Innerlijke dialoog

Pas geleden hoorde ik een wijs iemand een prachtig verhaal vertellen waar het begrip ‘innerlijke dialoog’ in voorkwam. Je weet wel: die stem van binnen die je de hele dag door opdrachten geeft, en een schijnbaar oneindige voorraad geboden en verboden voor je heeft.

Hoewel ik geboeid aan het luisteren was had ik ook de gedachte: “Wás het maar een dialoog! Dat zou al een hele stap in de goede richting zijn.”
Want ga maar na hoe dat bij jou werkt. Het is veel meer een monoloog, en in plaats van terugpraten doen we meestal één van de twee volgende dingen: óf we hebben de stem al gehoorzaamd nog voor we het ons bewust zijn, óf we doen iets wat toch eigenlijk neerkomt op een innerlijk “ik luister niet, ik luister niet, ik stop mijn vingers in mijn oren en luister niet!!”

Beide reacties echter leiden tot hetzelfde, namelijk dat we niet meer goed in staat zijn zelfstandig te beslissen hoe we willen reageren in de situatie waarin we ons bevinden.
En die innerlijke stem kan behoorlijk dwingend zijn, en beperkend, en je aansporen tot laten we zeggen best bijzonder gedrag – zodat je er bijvoorbeeld heel goed op gaat letten dat je bij het oversteken van een zebrapad niet de witte banen raakt.
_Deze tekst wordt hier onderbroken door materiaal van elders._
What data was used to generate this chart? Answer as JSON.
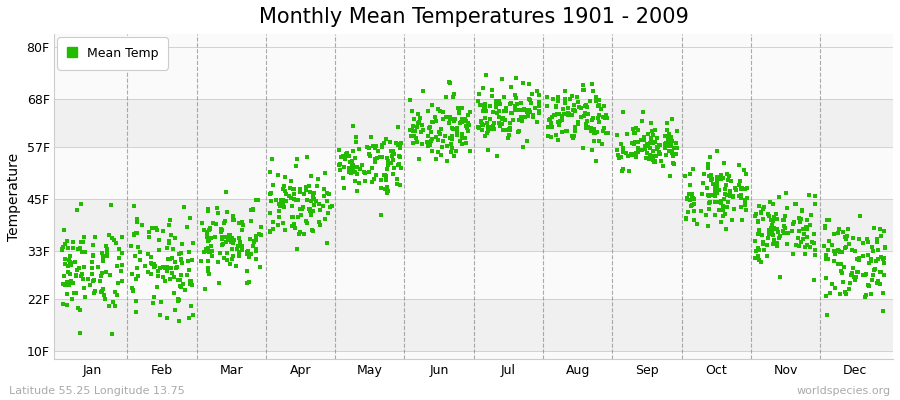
{
  "title": "Monthly Mean Temperatures 1901 - 2009",
  "ylabel": "Temperature",
  "xlabel_bottom_left": "Latitude 55.25 Longitude 13.75",
  "xlabel_bottom_right": "worldspecies.org",
  "legend_label": "Mean Temp",
  "dot_color": "#22bb00",
  "background_color": "#ffffff",
  "band_colors_even": "#f0f0f0",
  "band_colors_odd": "#fafafa",
  "ytick_labels": [
    "10F",
    "22F",
    "33F",
    "45F",
    "57F",
    "68F",
    "80F"
  ],
  "ytick_values": [
    10,
    22,
    33,
    45,
    57,
    68,
    80
  ],
  "ylim": [
    8,
    83
  ],
  "months": [
    "Jan",
    "Feb",
    "Mar",
    "Apr",
    "May",
    "Jun",
    "Jul",
    "Aug",
    "Sep",
    "Oct",
    "Nov",
    "Dec"
  ],
  "mean_temps_F": [
    28.5,
    29.0,
    35.5,
    44.0,
    53.5,
    61.5,
    65.0,
    63.5,
    57.0,
    46.5,
    37.5,
    31.0
  ],
  "std_temps_F": [
    5.5,
    6.0,
    4.5,
    4.0,
    3.5,
    3.5,
    3.5,
    3.5,
    3.0,
    3.5,
    4.0,
    5.0
  ],
  "n_years": 109,
  "marker_size": 5,
  "title_fontsize": 15,
  "axis_fontsize": 10,
  "tick_fontsize": 9,
  "legend_fontsize": 9,
  "dpi": 100,
  "figsize": [
    9.0,
    4.0
  ]
}
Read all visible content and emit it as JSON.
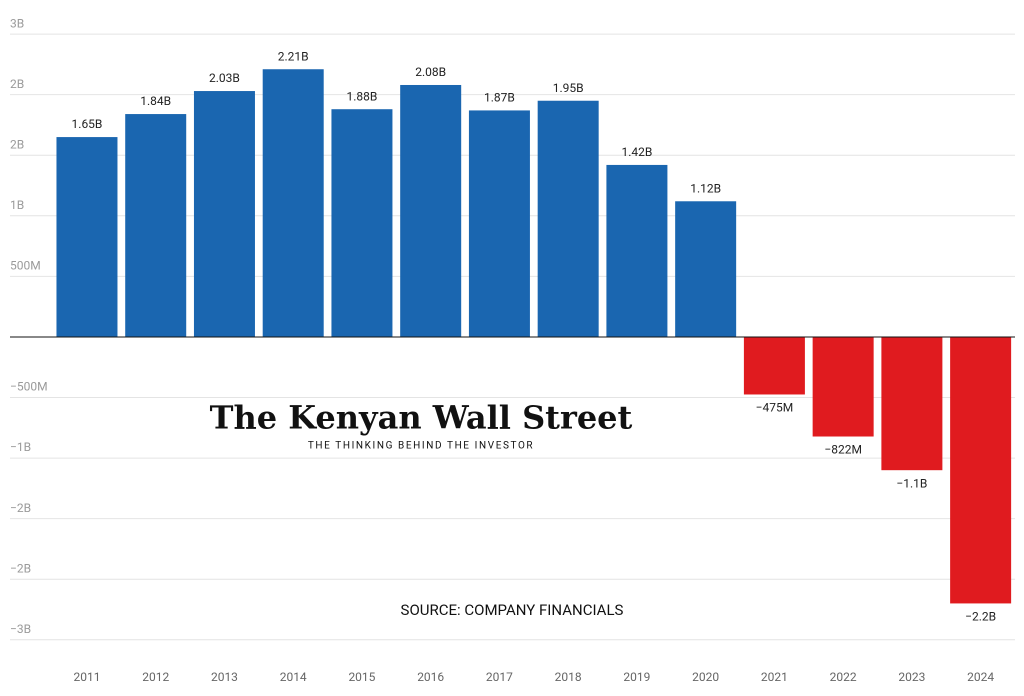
{
  "chart_data": {
    "type": "bar",
    "categories": [
      "2011",
      "2012",
      "2013",
      "2014",
      "2015",
      "2016",
      "2017",
      "2018",
      "2019",
      "2020",
      "2021",
      "2022",
      "2023",
      "2024"
    ],
    "values": [
      1650000000,
      1840000000,
      2030000000,
      2210000000,
      1880000000,
      2080000000,
      1870000000,
      1950000000,
      1420000000,
      1120000000,
      -475000000,
      -822000000,
      -1100000000,
      -2200000000
    ],
    "value_labels": [
      "1.65B",
      "1.84B",
      "2.03B",
      "2.21B",
      "1.88B",
      "2.08B",
      "1.87B",
      "1.95B",
      "1.42B",
      "1.12B",
      "−475M",
      "−822M",
      "−1.1B",
      "−2.2B"
    ],
    "colors": [
      "#1a66b0",
      "#1a66b0",
      "#1a66b0",
      "#1a66b0",
      "#1a66b0",
      "#1a66b0",
      "#1a66b0",
      "#1a66b0",
      "#1a66b0",
      "#1a66b0",
      "#e01b1f",
      "#e01b1f",
      "#e01b1f",
      "#e01b1f"
    ],
    "ylim": [
      -2700000000,
      2600000000
    ],
    "yticks": [
      {
        "value": -2500000000,
        "label": "−3B"
      },
      {
        "value": -2000000000,
        "label": "−2B"
      },
      {
        "value": -1500000000,
        "label": "−2B"
      },
      {
        "value": -1000000000,
        "label": "−1B"
      },
      {
        "value": -500000000,
        "label": "−500M"
      },
      {
        "value": 500000000,
        "label": "500M"
      },
      {
        "value": 1000000000,
        "label": "1B"
      },
      {
        "value": 1500000000,
        "label": "2B"
      },
      {
        "value": 2000000000,
        "label": "2B"
      },
      {
        "value": 2500000000,
        "label": "3B"
      }
    ],
    "grid": true,
    "watermark": "The Kenyan Wall Street",
    "watermark_tagline": "THE THINKING BEHIND THE INVESTOR",
    "source": "SOURCE: COMPANY FINANCIALS"
  }
}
Want anders…!

Juist uit dat “want anders!” blijkt echter de positieve intentie van die innerlijke stem. Hij, of zij, probeert je te behoeden voor onheil – vooral van domme fouten die ertoe zouden kunnen leiden dat andere mensen boos op je zouden kunnen worden. Of om te voorkomen dat je faalt, en je daar verdrietig over wordt. Een positieve intentie die echter meestal diep verborgen blijft omdat het allemaal zo rottig zijn (of haar) strot uit komt….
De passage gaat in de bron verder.